ラブラドール・レトリバー、チハの6日間
- 13 時間前
- 読了時間: 3分
~仲間との出会いが広げた世界~
アルテミス通信 第47号

警戒心から始まった6日間
AW若年コースに参加したラブラドール・レトリバーのチハ(♂・2歳・未去勢)。
初日のチハは警戒心が非常に強く、常在犬の小型ミックス アンボワーズに対して威嚇する場面が見られました。
その様子から、まだ他の犬たちと積極的に接する段階ではないと判断し、しばらくはアンボワーズ以外の犬とは会わせませんでした。
その後、アンボワーズとの関係はすぐに落ち着きましたが、チハは他の犬たちとは距離を置き、一頭で周囲を観察していることがほとんどでした。
どこか孤高という言葉が似合うような姿でした。
人との距離もまだ遠く、近くまで来ることはあっても、リードを持てる距離には入ってきません。
体に触れられることも受け入れられず、建物へ入れるときには毎回チハとの知恵比べが続きました。
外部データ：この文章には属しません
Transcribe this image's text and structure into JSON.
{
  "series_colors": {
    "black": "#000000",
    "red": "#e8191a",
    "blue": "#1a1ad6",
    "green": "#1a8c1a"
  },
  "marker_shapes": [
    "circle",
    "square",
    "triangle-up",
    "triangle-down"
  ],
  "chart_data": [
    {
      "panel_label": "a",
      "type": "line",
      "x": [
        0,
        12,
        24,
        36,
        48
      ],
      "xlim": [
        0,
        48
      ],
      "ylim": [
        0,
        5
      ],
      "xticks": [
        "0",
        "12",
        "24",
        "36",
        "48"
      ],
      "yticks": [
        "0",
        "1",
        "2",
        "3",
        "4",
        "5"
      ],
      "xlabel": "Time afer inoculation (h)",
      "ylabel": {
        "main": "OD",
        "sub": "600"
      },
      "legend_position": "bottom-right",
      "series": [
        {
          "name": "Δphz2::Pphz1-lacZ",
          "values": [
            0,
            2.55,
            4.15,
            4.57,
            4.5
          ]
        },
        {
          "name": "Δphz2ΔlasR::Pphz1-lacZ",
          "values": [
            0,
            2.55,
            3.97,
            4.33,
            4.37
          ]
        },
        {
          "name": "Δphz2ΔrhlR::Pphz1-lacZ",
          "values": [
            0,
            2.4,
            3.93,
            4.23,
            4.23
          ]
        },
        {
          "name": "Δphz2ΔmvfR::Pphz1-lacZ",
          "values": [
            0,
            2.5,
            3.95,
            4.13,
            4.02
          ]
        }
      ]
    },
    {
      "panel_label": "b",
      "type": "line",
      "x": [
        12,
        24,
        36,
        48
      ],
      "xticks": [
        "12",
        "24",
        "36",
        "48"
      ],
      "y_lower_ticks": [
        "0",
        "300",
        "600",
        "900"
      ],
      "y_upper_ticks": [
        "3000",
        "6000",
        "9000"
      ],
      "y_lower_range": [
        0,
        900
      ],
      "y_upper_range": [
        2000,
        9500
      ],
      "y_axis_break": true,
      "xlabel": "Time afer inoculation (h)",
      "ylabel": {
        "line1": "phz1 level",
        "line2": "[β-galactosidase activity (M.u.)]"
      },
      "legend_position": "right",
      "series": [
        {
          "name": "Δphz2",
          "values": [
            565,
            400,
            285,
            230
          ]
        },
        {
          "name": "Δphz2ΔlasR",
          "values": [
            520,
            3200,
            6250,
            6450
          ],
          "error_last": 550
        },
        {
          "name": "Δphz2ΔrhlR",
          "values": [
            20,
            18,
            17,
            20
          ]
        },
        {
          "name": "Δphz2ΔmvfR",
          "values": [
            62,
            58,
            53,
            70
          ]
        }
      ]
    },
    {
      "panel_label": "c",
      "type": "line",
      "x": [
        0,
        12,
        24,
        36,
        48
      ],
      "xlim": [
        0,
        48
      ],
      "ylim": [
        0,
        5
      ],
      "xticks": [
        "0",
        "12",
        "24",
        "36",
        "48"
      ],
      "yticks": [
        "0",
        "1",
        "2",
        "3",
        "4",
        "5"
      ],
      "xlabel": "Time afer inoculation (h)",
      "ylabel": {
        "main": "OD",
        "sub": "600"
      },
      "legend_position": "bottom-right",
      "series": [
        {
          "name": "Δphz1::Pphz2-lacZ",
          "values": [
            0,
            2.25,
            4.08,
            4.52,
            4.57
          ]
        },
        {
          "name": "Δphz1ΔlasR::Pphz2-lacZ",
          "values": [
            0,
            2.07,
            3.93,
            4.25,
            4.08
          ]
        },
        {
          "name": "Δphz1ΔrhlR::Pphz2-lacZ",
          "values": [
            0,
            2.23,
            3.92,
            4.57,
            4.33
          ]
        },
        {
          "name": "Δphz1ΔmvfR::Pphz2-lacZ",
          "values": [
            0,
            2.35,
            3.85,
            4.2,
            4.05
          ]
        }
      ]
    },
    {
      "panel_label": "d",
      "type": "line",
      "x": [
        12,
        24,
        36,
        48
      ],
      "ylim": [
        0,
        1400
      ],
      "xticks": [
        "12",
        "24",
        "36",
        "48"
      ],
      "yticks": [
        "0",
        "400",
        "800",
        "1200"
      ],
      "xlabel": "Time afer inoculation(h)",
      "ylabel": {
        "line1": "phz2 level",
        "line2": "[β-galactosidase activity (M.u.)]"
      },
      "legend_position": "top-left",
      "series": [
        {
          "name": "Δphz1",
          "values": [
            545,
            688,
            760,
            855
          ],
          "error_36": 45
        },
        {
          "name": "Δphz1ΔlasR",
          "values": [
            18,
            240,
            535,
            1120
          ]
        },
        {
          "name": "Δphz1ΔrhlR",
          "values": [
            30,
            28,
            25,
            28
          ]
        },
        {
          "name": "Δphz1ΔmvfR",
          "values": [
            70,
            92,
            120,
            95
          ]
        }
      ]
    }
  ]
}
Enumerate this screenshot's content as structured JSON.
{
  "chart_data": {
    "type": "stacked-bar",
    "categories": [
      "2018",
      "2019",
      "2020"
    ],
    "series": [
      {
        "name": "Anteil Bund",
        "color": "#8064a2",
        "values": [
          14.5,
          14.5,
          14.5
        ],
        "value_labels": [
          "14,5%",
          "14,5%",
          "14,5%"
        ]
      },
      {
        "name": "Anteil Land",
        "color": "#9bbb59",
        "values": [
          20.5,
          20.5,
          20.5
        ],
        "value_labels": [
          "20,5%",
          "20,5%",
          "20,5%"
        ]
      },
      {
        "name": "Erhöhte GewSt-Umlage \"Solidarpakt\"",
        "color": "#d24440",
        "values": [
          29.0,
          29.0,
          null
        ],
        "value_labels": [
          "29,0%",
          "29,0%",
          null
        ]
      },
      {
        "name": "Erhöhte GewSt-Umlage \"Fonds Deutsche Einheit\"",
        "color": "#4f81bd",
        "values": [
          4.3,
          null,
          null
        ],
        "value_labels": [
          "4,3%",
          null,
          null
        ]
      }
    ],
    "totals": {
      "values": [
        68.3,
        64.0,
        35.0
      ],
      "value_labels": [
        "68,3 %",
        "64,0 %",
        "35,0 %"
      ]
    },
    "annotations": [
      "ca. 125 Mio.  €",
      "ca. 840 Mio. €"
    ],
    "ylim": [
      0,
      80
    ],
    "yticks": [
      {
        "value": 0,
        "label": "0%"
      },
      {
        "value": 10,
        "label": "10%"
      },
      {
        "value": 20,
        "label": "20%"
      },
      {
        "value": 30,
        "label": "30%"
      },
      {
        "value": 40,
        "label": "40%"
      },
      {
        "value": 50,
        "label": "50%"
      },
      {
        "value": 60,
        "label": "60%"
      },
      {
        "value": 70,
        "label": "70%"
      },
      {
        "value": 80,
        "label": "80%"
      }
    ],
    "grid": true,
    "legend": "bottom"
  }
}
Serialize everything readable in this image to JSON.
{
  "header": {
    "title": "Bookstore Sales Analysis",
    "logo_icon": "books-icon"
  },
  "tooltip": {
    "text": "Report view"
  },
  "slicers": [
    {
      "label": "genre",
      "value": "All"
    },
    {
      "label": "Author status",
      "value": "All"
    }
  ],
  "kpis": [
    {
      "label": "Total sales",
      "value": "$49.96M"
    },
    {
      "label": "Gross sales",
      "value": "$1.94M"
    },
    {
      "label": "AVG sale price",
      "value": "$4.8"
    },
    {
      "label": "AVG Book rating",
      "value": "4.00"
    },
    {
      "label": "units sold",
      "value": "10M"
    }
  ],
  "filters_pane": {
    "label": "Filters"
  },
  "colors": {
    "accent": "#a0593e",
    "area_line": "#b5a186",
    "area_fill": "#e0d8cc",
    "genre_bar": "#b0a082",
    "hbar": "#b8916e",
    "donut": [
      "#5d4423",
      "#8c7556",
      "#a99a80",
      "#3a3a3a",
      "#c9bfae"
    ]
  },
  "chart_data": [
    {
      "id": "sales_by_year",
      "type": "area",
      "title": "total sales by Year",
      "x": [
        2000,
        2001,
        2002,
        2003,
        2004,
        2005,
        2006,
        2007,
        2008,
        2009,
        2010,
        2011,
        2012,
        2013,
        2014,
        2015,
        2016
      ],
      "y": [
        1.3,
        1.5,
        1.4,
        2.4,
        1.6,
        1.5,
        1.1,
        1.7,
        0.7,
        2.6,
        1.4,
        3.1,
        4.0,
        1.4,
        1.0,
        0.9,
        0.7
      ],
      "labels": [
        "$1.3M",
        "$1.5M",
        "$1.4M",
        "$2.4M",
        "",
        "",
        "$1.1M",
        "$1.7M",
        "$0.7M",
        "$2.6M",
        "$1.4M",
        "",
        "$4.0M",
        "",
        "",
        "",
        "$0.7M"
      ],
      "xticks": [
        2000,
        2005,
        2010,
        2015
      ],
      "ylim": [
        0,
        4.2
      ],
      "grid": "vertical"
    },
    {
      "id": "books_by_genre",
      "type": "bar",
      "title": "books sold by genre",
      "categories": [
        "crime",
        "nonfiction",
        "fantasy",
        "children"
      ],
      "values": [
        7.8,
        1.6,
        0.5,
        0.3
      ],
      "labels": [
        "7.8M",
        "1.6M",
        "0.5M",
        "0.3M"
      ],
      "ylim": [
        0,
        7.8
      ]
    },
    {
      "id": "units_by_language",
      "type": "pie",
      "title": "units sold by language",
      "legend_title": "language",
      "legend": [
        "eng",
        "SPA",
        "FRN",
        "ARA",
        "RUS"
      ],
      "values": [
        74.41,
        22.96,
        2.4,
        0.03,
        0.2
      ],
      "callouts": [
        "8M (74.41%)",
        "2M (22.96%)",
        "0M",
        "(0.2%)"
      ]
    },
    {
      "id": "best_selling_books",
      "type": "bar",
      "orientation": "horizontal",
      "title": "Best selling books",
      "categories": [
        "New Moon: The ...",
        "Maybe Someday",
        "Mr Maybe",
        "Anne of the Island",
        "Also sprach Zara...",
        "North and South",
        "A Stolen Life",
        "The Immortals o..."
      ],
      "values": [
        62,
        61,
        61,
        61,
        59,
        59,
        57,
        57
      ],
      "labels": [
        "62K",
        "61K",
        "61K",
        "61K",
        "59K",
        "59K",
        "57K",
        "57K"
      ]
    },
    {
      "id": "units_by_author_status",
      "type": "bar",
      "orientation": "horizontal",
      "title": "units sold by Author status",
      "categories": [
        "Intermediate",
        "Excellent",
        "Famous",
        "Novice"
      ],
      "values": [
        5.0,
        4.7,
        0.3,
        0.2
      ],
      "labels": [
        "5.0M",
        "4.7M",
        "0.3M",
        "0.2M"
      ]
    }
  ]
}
その状態は2日ほど続きました。

ラーラという「アルテミス犬」
そんなチハに大きな影響を与えたのが、ゴールデン・レトリバー♀1歳半のラーラです。
ラーラは幼い頃から何度もアルテミスで過ごし、社会性を身につけてきた「アルテミス犬」です。
興奮して人に飛びつくことはなく、落ち着いてリードで歩くことができます。
そして、安心すると自然にへそ天を見せるほど、人との信頼関係が築かれています。
チハは次第にラーラの後を歩くようになりました。
ラーラが人の近くで安心して過ごす姿を見るたびに、チハも少しずつ近づけるようになり、
それまで触れられることを嫌がっていた体にも自然に触れられるようになりました。
ラーラという安心して過ごす仲間の姿が、チハ自身の警戒心を少しずつ和らげていったのだと思います。

仲間との世界が広がる
ラーラとの時間が増えるにつれ、チハの世界はさらに広がっていきました。
最初はアンボワーズ以外の犬とは距離を置いていましたが、ラーラを介して小型犬とも接するようになりました。
そして最終日には、新しく来た大型犬たちとも落ち着いてあいさつを交わし、穏やかに同じ空間で過ごすことができました。
初日にアンボワーズを威嚇していたチハからは、想像できないほどの変化でした。

ご家族との再会
お迎えでは、ご家族と息子さんの姿を見つけたチハは、大きな喜びを全身で表現しました。興奮して前脚を上げる場面も見られました。
飼い主さんは、滞在中に撮影した動画をご覧になり、チハが他の犬たちと自然に過ごしている姿に大変驚かれ、喜んでくださいました。
ご家庭では飼い主さんに跳びついたり散歩中に吠えたり威嚇したりすることがあるそうですが、アルテミスでそのような行動は見られませんでした。

チハが教えてくれたこと
チハの6日間は、一頭の犬との安心できる関係が、さらに多くの犬たちとの社会性へとつながっていく過程を見せてくれました。
犬は安心できる環境の中で、信頼できる仲間の姿を見ながら少しずつ世界を広げていきます。
社会性とは、無理に教え込むものではなく、安心の中で少しずつ育っていくものなのかもしれません。
ラーラはチハにとって、その最初の仲間でした。
そしてチハは、その安心を自信に変え、小型犬とも大型犬とも自然に関われるようになりました。
6日間で見せてくれたこの変化は、これからのチハの成長につながる大きな一歩だったと思います。
これからもフォローアップコースを通して、この成長をさらに積み重ねていってほしいと願っています。